N’en jetons plus, l’initiative est suffisamment emballante comme ça…

CC

 

Une poubelle moderne : du 7 au 25/11. Cours d’Estienne d’Orves, 1er.
Rens. www.marseille2013.com

Installation de Gilles Oleksiuk à partir de rétroviseurs récupérés du 7 au 10. Vernissage le 7 de 18h à 20h.

• 12 illustrations décalées d’Antonin Doussot du les 14 & 15. Vernissage vidéo le 14 de 18h à 20h.

• Journée de sensibilisation pour les enfants le 20 de 14h à 17h avec les ambassadeurs du tri MPM.

• Installation en pailles à soda de Matthieu Herreman les 16 & 17. Vernissage le 21 de 18h à 20h.

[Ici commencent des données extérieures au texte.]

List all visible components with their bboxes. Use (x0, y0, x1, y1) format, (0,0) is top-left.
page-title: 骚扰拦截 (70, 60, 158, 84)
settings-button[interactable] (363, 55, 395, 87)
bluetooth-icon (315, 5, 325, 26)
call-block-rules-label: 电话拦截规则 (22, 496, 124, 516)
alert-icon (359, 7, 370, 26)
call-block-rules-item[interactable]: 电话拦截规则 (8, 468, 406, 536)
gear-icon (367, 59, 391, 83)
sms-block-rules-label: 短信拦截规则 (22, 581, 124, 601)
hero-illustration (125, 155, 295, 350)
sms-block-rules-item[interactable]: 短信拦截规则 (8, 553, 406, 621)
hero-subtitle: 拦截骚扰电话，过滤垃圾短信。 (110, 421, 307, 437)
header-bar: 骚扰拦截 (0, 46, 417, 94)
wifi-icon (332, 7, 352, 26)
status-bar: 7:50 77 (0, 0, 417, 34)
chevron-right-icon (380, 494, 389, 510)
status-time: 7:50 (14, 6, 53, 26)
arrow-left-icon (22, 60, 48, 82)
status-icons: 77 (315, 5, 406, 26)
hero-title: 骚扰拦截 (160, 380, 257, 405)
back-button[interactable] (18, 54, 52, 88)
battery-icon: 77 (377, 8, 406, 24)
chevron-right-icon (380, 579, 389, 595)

• Installation graphique et gourmande autour de la patate avec Delphine Huguet le 22 de 18h à 22h.

• Autopsie d’une poubelle : journée de sensibilisation avec les ressourceries et le réseau de compostage le 23 de 14h à 17h, suivie à 22h par une fête avec le Polikarpov avec Dj Koala.

• Présentation des jouets recyclés créés en ateliers avec des enfants le 24 de 16h à 19h avec Bib (Wild Star Production)

 

Notes   [ + ]

1. Procédé de marketing utilisé par des entreprises pour se donner une image écologiquement responsable.